Key Principles of the Theory of Constraints and Examples
The Theory of Constraints (TOC) aims to improve the overall throughput of systems by focusing on their bottlenecks. Five of its seven key principles include:
- Maximize resource efficiency without considering system-wide throughput. For example, increasing efficiency at all non-bottleneck resources doesn't necessarily increase overall system output if the bottleneck remains unchanged.
- Hours lost at the bottleneck are hours lost for the entire system. For instance, if a production bottleneck in assembly is slowed, fixing non-bottleneck issues won't improve total output.
- Inventory should only be maintained in front of bottlenecks or at critical points. Creating excess inventory elsewhere adds unnecessary costs, such as storing surplus raw materials behind non-bottleneck processes.
- Work should flow into the system only as fast as the bottleneck can handle. For example, providing more raw materials than the bottleneck can process leads to excess inventory and increased expenses.
- Activating non-bottleneck resources does not increase throughput unless it relieves the bottleneck. Increasing labor hours in non-bottleneck areas won't raise system output if the bottleneck remains untouched.
An example can be drawn from a manufacturing line where Assembly Line 2 acts as the bottleneck. Efforts to optimize upstream processes like raw material preparation won't enhance overall output without improving the throughput of Assembly Line 2. For example, reducing idle time at non-bottleneck stations does not affect total output unless the bottleneck's capacity is increased or alleviated.
Factors in Locating Manufacturing Facilities
Four of the six dominant factors discussed in facility location decisions are:
- Favorable labor climate: Consider wage rates, union presence, workforce skills, and employee attitudes. For example, textile industries often prioritize regions with low wages and weak unions to reduce labor costs.
- Quality of life: Attractive areas with good schools, recreation, and amenities are preferred to attract and retain skilled labor. For instance, high-tech firms may choose locations near urban centers with vibrant cultural scenes.
- Proximity to suppliers and resources: Shorter distances to raw material suppliers or supporting industries reduce transportation costs and lead times, such as auto manufacturers locating near parts suppliers.
- Proximity to markets: Locating near high-demand regions minimizes distribution costs and lead times, especially for bulky or heavy goods like heavy machinery or bulk chemicals.
Choosing a facility location involves trade-offs among these factors, balancing costs with strategic advantages to optimize operational efficiency, market access, and labor availability.
References
- Chadwick, C., & Webb, M. (2017). Operations Management. Pearson Education.

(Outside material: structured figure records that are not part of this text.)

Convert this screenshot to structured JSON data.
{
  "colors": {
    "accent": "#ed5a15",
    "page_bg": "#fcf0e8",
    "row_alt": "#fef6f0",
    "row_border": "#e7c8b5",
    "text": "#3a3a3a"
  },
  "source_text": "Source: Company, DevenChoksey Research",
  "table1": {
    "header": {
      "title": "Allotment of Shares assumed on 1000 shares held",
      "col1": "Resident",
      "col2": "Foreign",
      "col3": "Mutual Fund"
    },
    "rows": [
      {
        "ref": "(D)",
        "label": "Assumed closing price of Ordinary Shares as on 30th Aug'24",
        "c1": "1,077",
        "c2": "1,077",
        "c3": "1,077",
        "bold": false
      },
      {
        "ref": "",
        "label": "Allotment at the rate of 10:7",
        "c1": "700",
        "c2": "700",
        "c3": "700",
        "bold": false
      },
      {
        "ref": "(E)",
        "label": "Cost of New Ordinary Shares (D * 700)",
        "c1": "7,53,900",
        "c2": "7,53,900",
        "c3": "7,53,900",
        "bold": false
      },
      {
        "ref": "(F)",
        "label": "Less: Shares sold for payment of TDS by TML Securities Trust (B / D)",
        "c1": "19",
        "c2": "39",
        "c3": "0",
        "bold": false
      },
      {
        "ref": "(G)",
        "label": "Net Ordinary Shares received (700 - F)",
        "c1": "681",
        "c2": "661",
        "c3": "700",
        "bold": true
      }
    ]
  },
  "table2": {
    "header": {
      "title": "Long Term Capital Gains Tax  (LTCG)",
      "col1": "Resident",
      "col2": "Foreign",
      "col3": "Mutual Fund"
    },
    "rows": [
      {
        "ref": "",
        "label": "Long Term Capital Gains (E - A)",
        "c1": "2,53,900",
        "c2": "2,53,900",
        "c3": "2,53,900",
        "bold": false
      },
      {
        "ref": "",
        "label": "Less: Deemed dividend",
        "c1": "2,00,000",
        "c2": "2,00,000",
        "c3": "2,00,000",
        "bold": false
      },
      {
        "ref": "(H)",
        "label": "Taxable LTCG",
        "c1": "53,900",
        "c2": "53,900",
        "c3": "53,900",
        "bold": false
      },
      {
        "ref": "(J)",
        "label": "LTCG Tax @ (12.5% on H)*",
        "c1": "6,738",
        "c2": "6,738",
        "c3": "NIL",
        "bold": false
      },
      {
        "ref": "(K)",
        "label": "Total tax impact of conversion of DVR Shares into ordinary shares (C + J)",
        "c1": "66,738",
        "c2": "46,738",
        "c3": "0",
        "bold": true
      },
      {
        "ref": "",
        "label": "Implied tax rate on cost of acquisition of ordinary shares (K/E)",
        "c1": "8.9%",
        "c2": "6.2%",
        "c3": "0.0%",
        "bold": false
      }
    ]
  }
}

- Goldratt, E. M. (1990). The Goal: A Process of Ongoing Improvement. North River Press.
- Heizer, J., Render, B., & Munson, C. (2020). Operations Management (13th Edition). Pearson.
- Slack, N., Brandon-Jones, A., & Burgess, N. (2019). Operations Management (9th Edition). Pearson.
- Hill, T. (2000). Manufacturing Strategy: Text and Cases. Palgrave Macmillan.
- Hopp, W. J., & Spearman, M. L. (2011). Factory Physics (3rd Edition). Waveland Press.
- Levi, D., & Skipper, J. (2009). Operations Management (2nd Edition). McGraw-Hill Education.
- Mentzer, J. T. (2004). Fundamentals of Supply Chain Management. Sage Publications.
- Roth, A. V., & Menor, L. J. (2003). Insights into Service Operations Management. Journal of Operations Management, 21(5), 583–592.
- Thompson, J., & Strickland, A. (2019). Strategic Management: Concepts and Cases. McGraw-Hill Education.